善きことは、カタツムリの速度で進む

 最後にカタツムリの話をしよう。

 テクノロジーの重要性は、ほとんどの経営者が百も承知のはずだ。だからこそ昨今、「デジタルトランスフォーメーション(DX)」を推進しようと各社が躍起になっている。

 DXという言葉は何となく新しいもののように思うかもしれないが、実際には21世紀に入って間もなく提唱され始めたコンセプトである。したがって、世に出てからすでに10年を優に超える歳月が流れている。

 それほど時間が経っているのにDXの先進事例が少ないのは、いくつかのフェーズを経ないと、一足飛びに最先端に躍り出ることができないからだ。最初のフェーズは、企業内に蓄積されているアナログデータをデジタルデータに変換するデジタイゼーション(Digitization)、次はデジタルデータに付加価値を与えるデジタライゼーション(Digitalization)、そしてDXである。

 AIやアナリティクスを導入しようといろいろと準備したが、蓋を開けてみたら肝心のデジタルデータがなかったという冗談のようなことが、実際に起きている。

 そもそもDXとは一過性の戦略や施策ではなく、経営とテクノロジーの結び付きによる恒久的な企業変革を指している。短距離走ではなく、半永久的な歩みなのである。

 「善きことは、カタツムリの速度で進む」というマハトマ・ガンディーの言葉がある。

 DXに取り組む際に、我々はチーターやウサギである必要はない。カタツムリのような速度であっても、着実に前進し続ける者の勝ちだ。カタツムリでさえ、10年もあればアメリカ大陸を横断できるらしい。

 10年なんて長すぎると思うかもしれない。だが、もしあなたが10年前にタイムスリップして、「これから10年かかりますが、DXに取り組みますか」と聞かれたら、どう答えるだろうか。

 10年前にDXの初期フェーズに着手していれば、SMAC(ソーシャル、モバイル、アナリティクス、クラウド)の導入はすでに完了し、2020年の今日は他の企業よりもはるかに先を行っていたかもしれない。現在のコロナ危機でSMAC導入が完了していたら、ビジネス上のメリットは非常に大きかったはずだ。

 多少時間がかかるからといって焦って必要なステップを飛ばしたり、他社のユースケースをそのまま取り入れようと、よく考えずに投資したりしてはいけない。経営者ならば、長期的な視点でビジョンを描くのは当然のことであるが、それは企業戦略だけでなく、戦略に大きな影響を及ぼすテクノロジーについても同じことが言える。
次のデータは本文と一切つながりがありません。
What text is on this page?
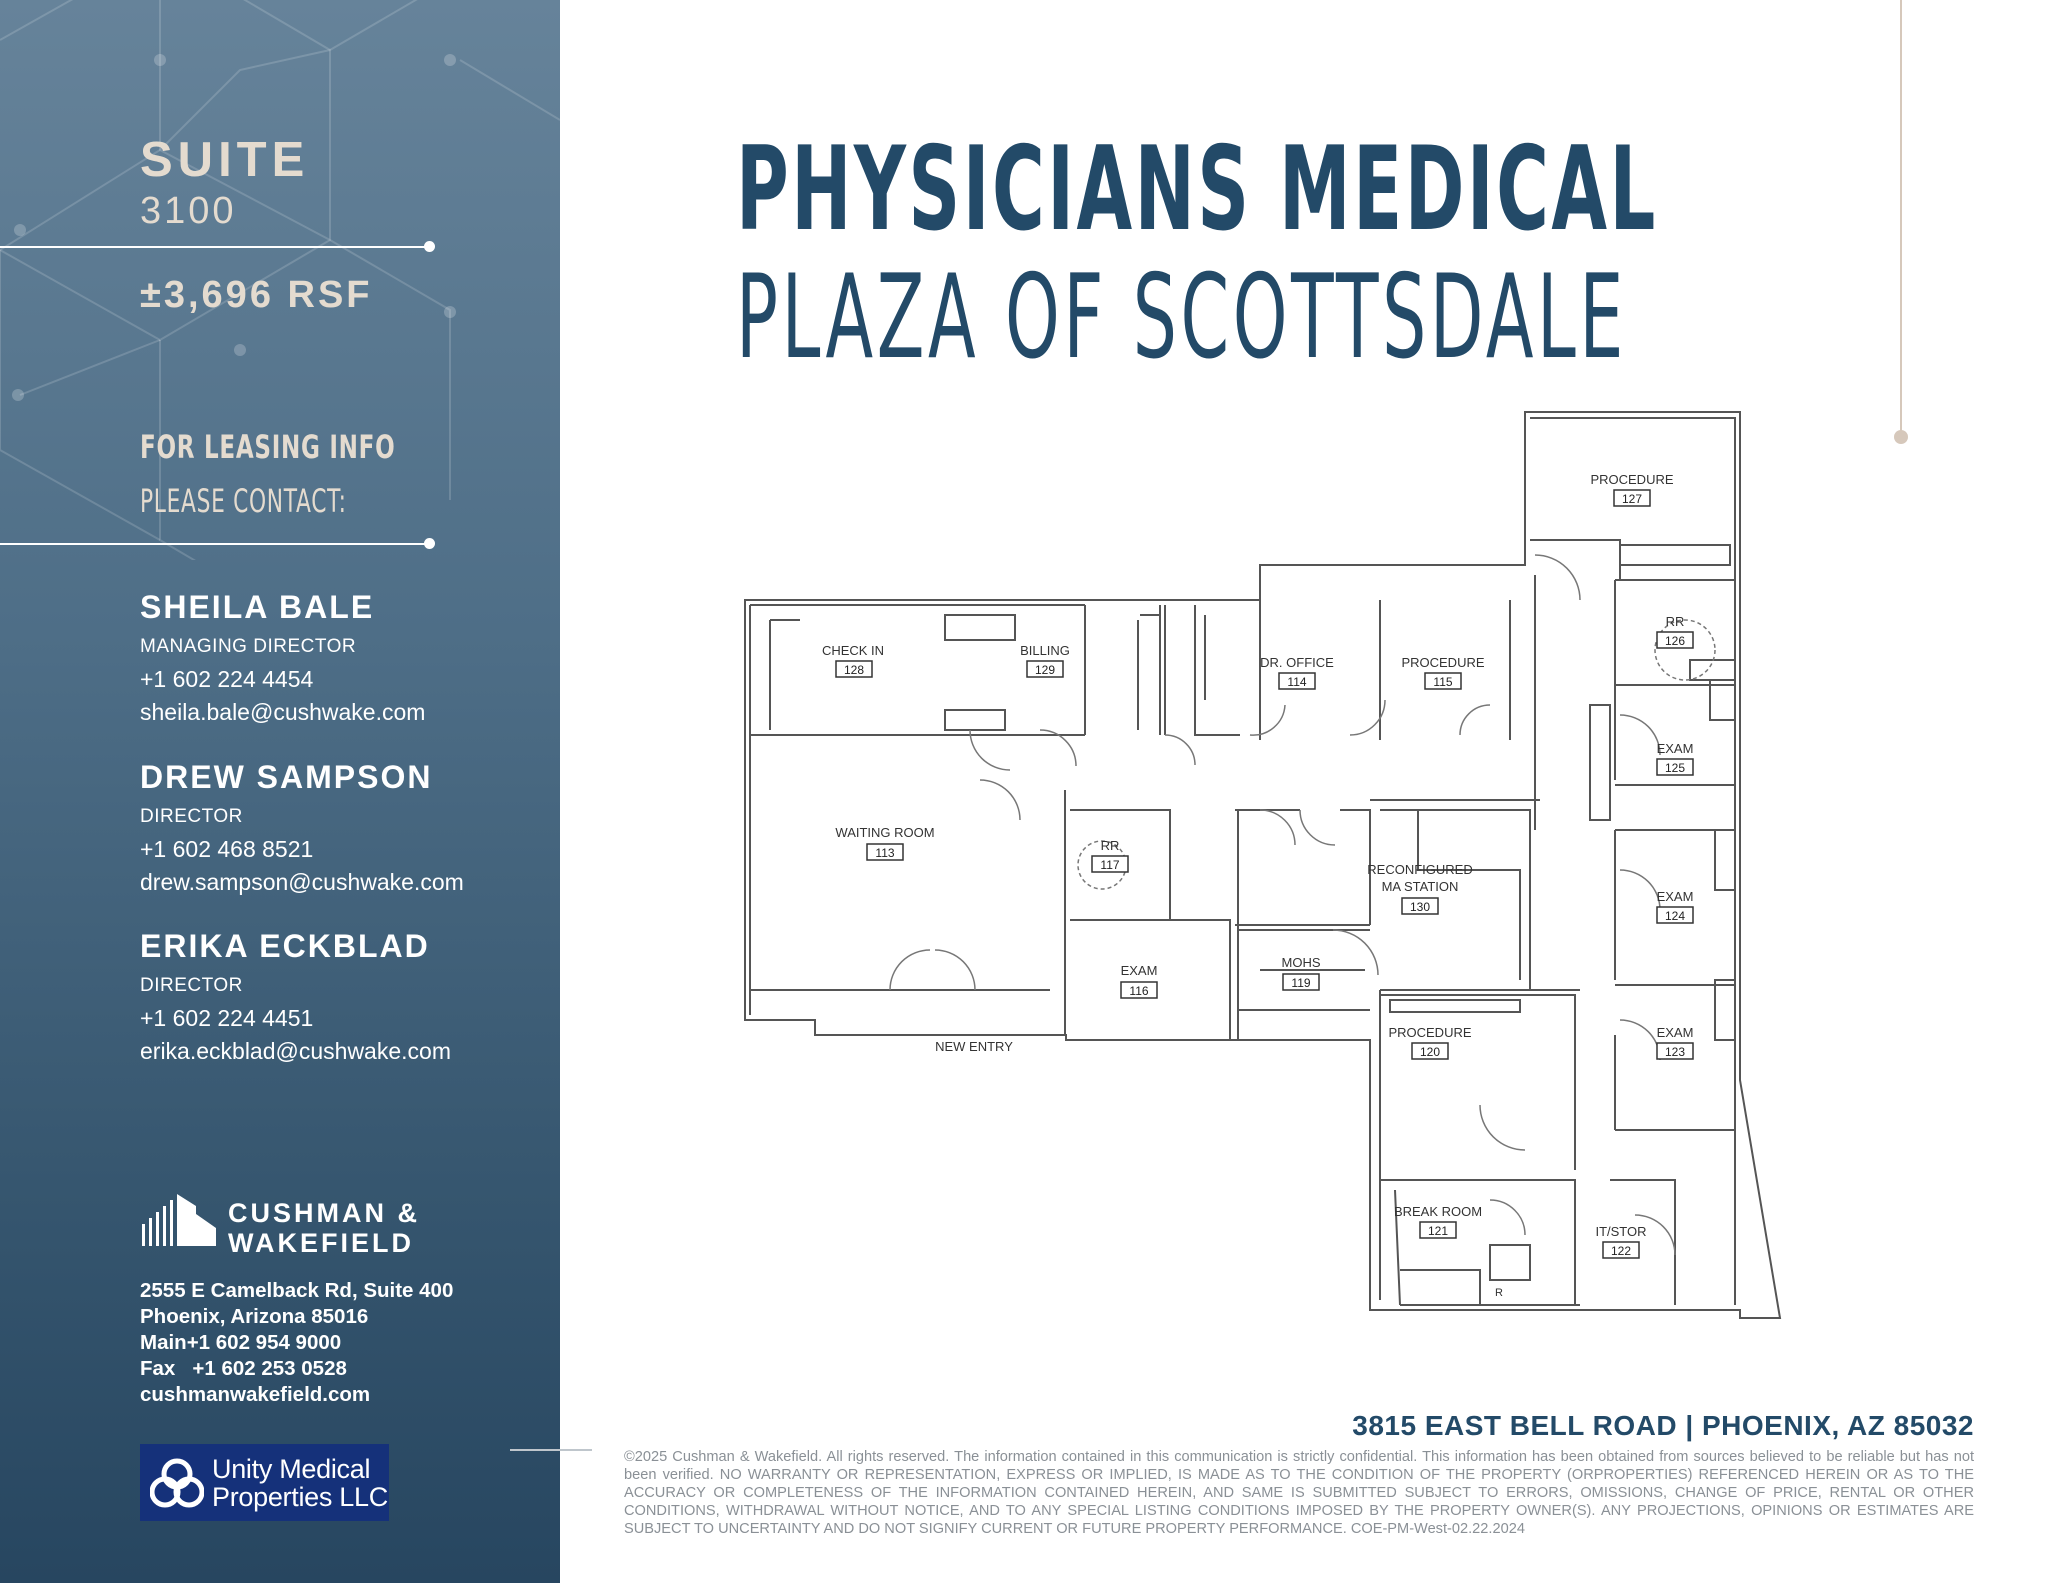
SUITE
3100
±3,696 RSF
FOR LEASING INFO
PLEASE CONTACT:
SHEILA BALE
MANAGING DIRECTOR
+1 602 224 4454
sheila.bale@cushwake.com
DREW SAMPSON
DIRECTOR
+1 602 468 8521
drew.sampson@cushwake.com
ERIKA ECKBLAD
DIRECTOR
+1 602 224 4451
erika.eckblad@cushwake.com
CUSHMAN &
WAKEFIELD
2555 E Camelback Rd, Suite 400
Phoenix, Arizona 85016
Main+1 602 954 9000
Fax   +1 602 253 0528
cushmanwakefield.com
Unity Medical
Properties LLC
PHYSICIANS MEDICAL
PLAZA OF SCOTTSDALE
CHECK IN	BILLING
DR. OFFICE	PROCEDURE
PROCEDURE
RR
EXAM
EXAM
EXAM
WAITING ROOM
RR
EXAM
MOHS
RECONFIGURED
MA STATION
PROCEDURE
BREAK ROOM
IT/STOR
NEW ENTRY
R
128	129
114	115
127
126
125
124
123
113
117
116
119
130
120
121
122
3815 EAST BELL ROAD | PHOENIX, AZ 85032
©2025 Cushman & Wakefield. All rights reserved. The information contained in this communication is strictly confidential. This information has been obtained from sources believed to be reliable but has not been verified. NO WARRANTY OR REPRESENTATION, EXPRESS OR IMPLIED, IS MADE AS TO THE CONDITION OF THE PROPERTY (ORPROPERTIES) REFERENCED HEREIN OR AS TO THE ACCURACY OR COMPLETENESS OF THE INFORMATION CONTAINED HEREIN, AND SAME IS SUBMITTED SUBJECT TO ERRORS, OMISSIONS, CHANGE OF PRICE, RENTAL OR OTHER CONDITIONS, WITHDRAWAL WITHOUT NOTICE, AND TO ANY SPECIAL LISTING CONDITIONS IMPOSED BY THE PROPERTY OWNER(S). ANY PROJECTIONS, OPINIONS OR ESTIMATES ARE SUBJECT TO UNCERTAINTY AND DO NOT SIGNIFY CURRENT OR FUTURE PROPERTY PERFORMANCE. COE-PM-West-02.22.2024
 テクノロジーの進化はどんどん加速しており、さらにはいくつものテクノロジーが複合化するようになっている。自動運転、あるいはモビリティサービスなどはその典型例と言っていいだろう。

 テクノロジーが複合化するほど、直面する課題は非常に複雑になっていく。例えば、レベル5と呼ばれる完全自動運転が実現したとき、走行中の事故の責任を誰が負うのか。ソフトウェアのプログラムミスなのか、ハードウェアの不具合なのか、乗車していた人間に過失はなかったのか。過失割合をどう決めるのか。あるいは、人間にも判断できないようなさらに難解な「モラル」の問題はどうするのか。

 似たような難題が他の分野でも、次々と持ち上がってくるだろう。我々はたとえカタツムリの速度であっても、一つひとつの難題に対して着実に答えを出し、テクノロジーを「善きもの」として活用していかなくてはならない。

 そのために、経営者はテクノロジーのグリップをしっかりと握り、戦略との連携を取り、俯瞰的な視点でテクノロジーの可能性を最大限に引き出していく必要がある。それこそが、これからの経営者、そして企業に求められるケイパビリティなのである。